Thursday, July 9, 2026

Sweet Megg - Massive Negroni




Sweet Megg (Meaghan Farrell) is a country/blues/jazz singer/guitarist who got her start playing shows around Brooklyn.  At 22 she moved to Paris to study jazz vocals, while also playing gigs across the city before coming back to New York.  Soon after she released her debut jazz album 'Under the Moonlight' in 2020, leading to a record deal based in Paris, after which she relocated to Nashville and released her first original album, 'Christine's Daughter' in 2022 (the majority of her work seems to be re-imaginings of older jazz/country/swing songs and standards, often swapping their respective genres around).  This led to two more albums in Nashville, and eventually to her touring globally with viral sensation Postmodern Jukebox from 2021-2023 (if you were on Youtube it's likely you saw one of their covers, eventually featuring a revolving door of featured musicians either doing renditions of old songs or turning modern songs into genre mashups).


Her (quartet) latest album, 'Massive Negroni' from May 2026 starts and ends with two original songs, "Right or Wrong pt.1&2", and the rest of it is covers ("re-imagining" might be more apt), such as Tom Waits, The Ink Spots, Duke Ellington, to deeper cuts like Kansas Joe McCoy.

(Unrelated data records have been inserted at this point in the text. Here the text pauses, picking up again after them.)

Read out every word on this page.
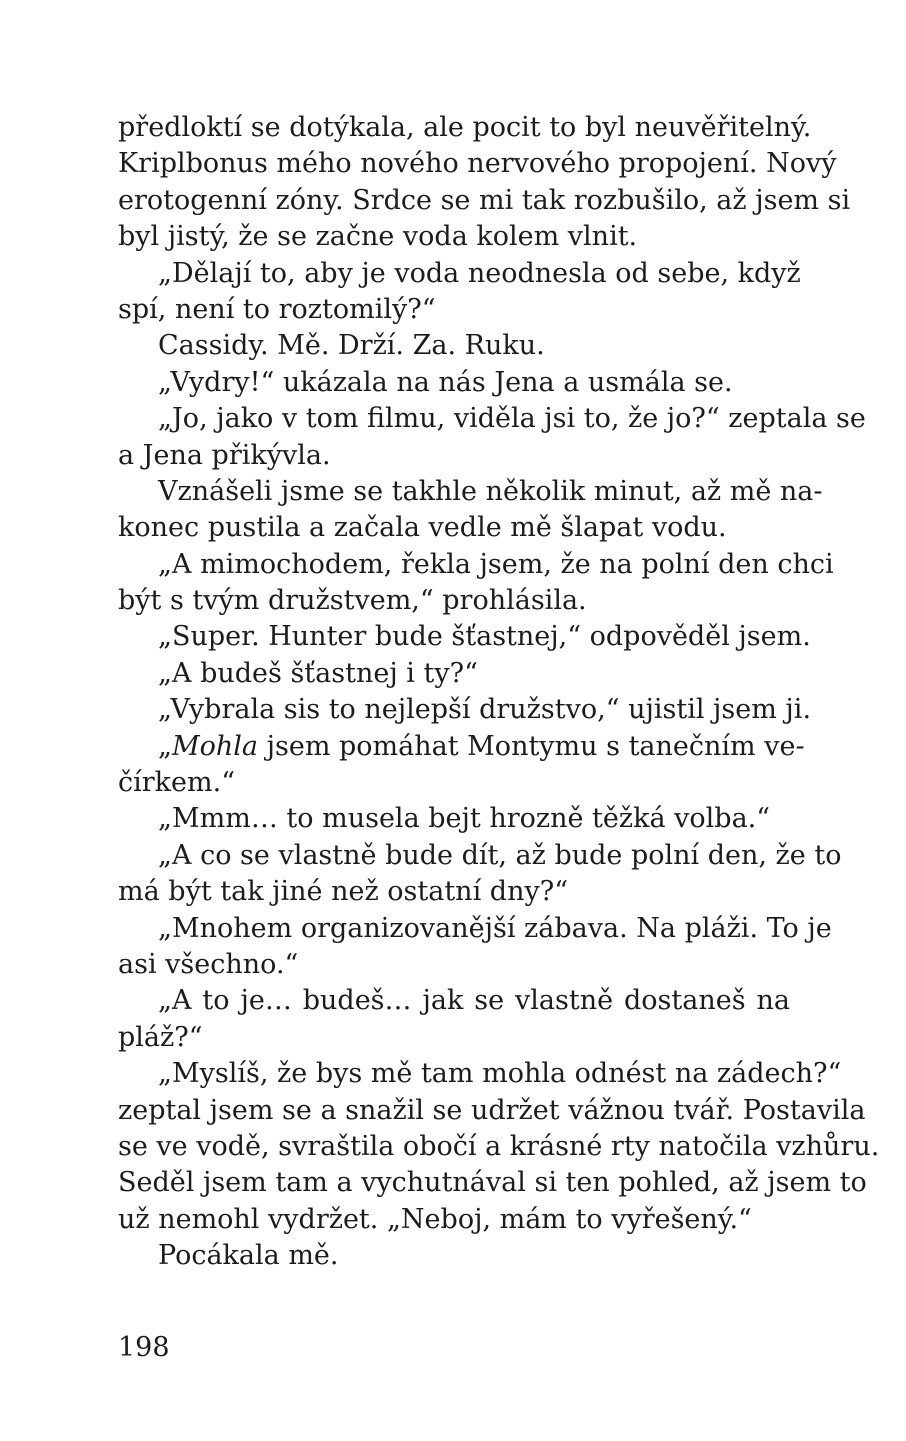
předloktí se dotýkala, ale pocit to byl neuvěřitelný.
Kriplbonus mého nového nervového propojení. Nový
erotogenní zóny. Srdce se mi tak rozbušilo, až jsem si
byl jistý, že se začne voda kolem vlnit.
„Dělají to, aby je voda neodnesla od sebe, když
spí, není to roztomilý?“
Cassidy. Mě. Drží. Za. Ruku.
„Vydry!“ ukázala na nás Jena a usmála se.
„Jo, jako v tom filmu, viděla jsi to, že jo?“ zeptala se
a Jena přikývla.
Vznášeli jsme se takhle několik minut, až mě na-
konec pustila a začala vedle mě šlapat vodu.
„A mimochodem, řekla jsem, že na polní den chci
být s tvým družstvem,“ prohlásila.
„Super. Hunter bude šťastnej,“ odpověděl jsem.
„A budeš šťastnej i ty?“
„Vybrala sis to nejlepší družstvo,“ ujistil jsem ji.
„Mohla jsem pomáhat Montymu s tanečním ve-
čírkem.“
„Mmm… to musela bejt hrozně těžká volba.“
„A co se vlastně bude dít, až bude polní den, že to
má být tak jiné než ostatní dny?“
„Mnohem organizovanější zábava. Na pláži. To je
asi všechno.“
„A to je… budeš… jak se vlastně dostaneš na
pláž?“
„Myslíš, že bys mě tam mohla odnést na zádech?“
zeptal jsem se a snažil se udržet vážnou tvář. Postavila
se ve vodě, svraštila obočí a krásné rty natočila vzhůru.
Seděl jsem tam a vychutnával si ten pohled, až jsem to
už nemohl vydržet. „Neboj, mám to vyřešený.“
Pocákala mě.
198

Admittedly I'm a fairly opinionated person when it comes to covers for multiple reasons, both positively and negatively, but as this album was the introduction to her music (slight air quotes), I think it weighed more on the positive side, both by not attempting one-to-one covers and just the overall refinement of her band and voice.  Also because I'm a sucker for old timey tunes and jazz vocalists keeping that spirit alive in the "modern" era.  Without seemingly patronizing this any more than I am, probably the biggest praise I can give this album is that it has me excited to check out her original music.  I believe 4 of her 7 full length albums feature original songs (she's also done lots of compilations), so I'm excited to check those out, as well as more of her interpretations and renditions with her fellow musicians.